Diabetes and hypertension are chronic illnesses that require management and control, and utilizing mobile technology to help patients manage their health is essential. Exponential increase in number of people with access to smartphones has made developing mobile health applications for management of diabetes and hypertension a viable and appealing approach to augmenting face-to-face caregiver-patient interactions. This work cataloged the general challenges impeding the expected advantages of mHealth intervention. They include issues with security and privacy, functionality, interoperability, usability, data incompleteness, unsustainability, user engagement, compliance, prescription non-adherence, and weak recommendation system. Though the challenges were mostly user-centered challenges, there are also ones from perspective of other stakeholders like mHealth developers and health policy makers. All these challenges could be addressed by how the design framework of an mHealth system is laid out. Since the use of diabetes and hypertension mHealth solutions is mostly about self-management, the work identified self-management of the two non-communicable diseases to be mostly of non-surgical and non-pharmacological genre. Dietary management, physical exercise, and sleep were identified to be cost-adaptive and cost-effective alternatives that fit the two classes.

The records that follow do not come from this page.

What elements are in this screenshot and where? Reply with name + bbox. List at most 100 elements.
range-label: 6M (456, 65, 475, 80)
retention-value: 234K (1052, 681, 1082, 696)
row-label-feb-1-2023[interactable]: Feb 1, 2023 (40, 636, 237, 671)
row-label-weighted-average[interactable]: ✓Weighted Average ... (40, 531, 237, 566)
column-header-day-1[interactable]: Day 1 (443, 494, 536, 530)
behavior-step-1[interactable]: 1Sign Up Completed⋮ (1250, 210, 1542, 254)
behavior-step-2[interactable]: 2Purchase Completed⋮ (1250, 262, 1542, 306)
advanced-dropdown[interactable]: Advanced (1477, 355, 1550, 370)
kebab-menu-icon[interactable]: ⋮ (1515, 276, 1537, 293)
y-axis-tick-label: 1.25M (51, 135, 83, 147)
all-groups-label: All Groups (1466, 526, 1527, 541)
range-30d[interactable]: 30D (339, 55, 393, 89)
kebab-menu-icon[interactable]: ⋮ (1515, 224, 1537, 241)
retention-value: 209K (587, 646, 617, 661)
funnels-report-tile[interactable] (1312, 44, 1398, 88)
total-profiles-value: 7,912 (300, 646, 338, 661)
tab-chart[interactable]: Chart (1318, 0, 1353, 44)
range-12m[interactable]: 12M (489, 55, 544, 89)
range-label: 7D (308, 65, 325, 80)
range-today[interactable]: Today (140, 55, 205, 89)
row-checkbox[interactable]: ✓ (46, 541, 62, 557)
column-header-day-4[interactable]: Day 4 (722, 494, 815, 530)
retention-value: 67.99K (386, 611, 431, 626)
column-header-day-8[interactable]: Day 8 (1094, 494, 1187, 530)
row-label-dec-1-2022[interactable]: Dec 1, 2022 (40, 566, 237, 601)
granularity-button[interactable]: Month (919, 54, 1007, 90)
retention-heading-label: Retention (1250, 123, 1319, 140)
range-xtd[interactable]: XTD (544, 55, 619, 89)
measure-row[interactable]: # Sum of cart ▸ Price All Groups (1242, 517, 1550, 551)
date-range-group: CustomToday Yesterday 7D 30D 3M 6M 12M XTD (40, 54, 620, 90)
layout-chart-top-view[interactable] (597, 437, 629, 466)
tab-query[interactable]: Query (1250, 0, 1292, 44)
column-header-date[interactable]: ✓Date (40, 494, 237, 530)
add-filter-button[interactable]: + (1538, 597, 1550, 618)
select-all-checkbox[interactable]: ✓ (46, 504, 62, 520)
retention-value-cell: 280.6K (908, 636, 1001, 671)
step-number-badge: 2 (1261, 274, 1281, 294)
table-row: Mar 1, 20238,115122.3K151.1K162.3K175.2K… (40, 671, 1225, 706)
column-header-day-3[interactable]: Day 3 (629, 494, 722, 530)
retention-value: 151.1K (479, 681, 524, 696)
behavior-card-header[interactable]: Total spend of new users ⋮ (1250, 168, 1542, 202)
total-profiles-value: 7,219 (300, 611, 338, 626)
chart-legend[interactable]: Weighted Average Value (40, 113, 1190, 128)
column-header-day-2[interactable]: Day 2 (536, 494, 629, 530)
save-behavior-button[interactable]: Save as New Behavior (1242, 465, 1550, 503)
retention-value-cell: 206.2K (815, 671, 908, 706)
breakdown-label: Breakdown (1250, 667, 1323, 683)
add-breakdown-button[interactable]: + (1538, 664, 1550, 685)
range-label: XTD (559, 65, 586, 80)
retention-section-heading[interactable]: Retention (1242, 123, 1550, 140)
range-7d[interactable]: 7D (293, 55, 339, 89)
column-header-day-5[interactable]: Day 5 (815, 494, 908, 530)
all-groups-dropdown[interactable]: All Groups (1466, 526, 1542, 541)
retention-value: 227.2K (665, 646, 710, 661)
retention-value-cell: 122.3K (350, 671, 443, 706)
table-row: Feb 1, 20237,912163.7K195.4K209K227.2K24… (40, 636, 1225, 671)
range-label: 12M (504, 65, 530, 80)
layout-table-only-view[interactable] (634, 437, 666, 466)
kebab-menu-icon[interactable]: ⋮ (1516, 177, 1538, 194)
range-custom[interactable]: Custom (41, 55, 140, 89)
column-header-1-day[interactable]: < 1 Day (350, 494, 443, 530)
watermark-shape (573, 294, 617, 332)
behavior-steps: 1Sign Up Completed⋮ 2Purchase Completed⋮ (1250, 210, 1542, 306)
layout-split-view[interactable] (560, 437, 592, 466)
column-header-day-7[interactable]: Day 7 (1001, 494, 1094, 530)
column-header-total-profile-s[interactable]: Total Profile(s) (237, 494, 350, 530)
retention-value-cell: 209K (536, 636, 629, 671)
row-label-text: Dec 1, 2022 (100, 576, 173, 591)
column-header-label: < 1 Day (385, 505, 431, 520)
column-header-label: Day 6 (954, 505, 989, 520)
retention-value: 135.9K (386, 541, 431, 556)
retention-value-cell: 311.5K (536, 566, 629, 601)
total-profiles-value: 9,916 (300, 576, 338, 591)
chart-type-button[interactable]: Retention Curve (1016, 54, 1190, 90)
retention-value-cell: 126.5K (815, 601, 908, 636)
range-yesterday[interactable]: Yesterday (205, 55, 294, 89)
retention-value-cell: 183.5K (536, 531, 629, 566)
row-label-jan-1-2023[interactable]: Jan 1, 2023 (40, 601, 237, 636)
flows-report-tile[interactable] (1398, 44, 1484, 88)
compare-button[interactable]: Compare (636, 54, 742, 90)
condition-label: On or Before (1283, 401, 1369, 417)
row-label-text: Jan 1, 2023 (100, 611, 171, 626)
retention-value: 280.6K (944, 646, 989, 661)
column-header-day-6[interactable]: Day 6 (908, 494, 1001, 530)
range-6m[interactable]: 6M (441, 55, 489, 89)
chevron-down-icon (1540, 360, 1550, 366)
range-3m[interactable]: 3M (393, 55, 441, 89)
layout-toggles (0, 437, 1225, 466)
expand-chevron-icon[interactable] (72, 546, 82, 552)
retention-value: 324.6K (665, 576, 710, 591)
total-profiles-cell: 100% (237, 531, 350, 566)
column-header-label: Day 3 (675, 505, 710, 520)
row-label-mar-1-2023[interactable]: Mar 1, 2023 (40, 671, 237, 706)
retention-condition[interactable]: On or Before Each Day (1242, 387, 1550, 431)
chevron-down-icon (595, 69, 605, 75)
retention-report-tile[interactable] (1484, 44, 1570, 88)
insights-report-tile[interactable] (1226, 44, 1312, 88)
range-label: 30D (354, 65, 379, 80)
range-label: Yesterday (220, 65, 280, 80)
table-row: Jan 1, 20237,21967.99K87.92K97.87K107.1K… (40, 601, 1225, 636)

The use of mHealth solutions has not evolved past advancements in treatment (diagnosis and early detection) of these two co-morbid diseases anymore than the treatment has evolved past headway in machine learning in healthcare. This necessitated the review on machine learning as applied to diabetes and hypertension, with the objective of understanding the aspects of diabetes and hypertension research approached by machine learning and which machine learning models have impacted more in terms of performance and extent to which there has been a nexus between machine learning and mHealth still with bias on diabetes and hypertension.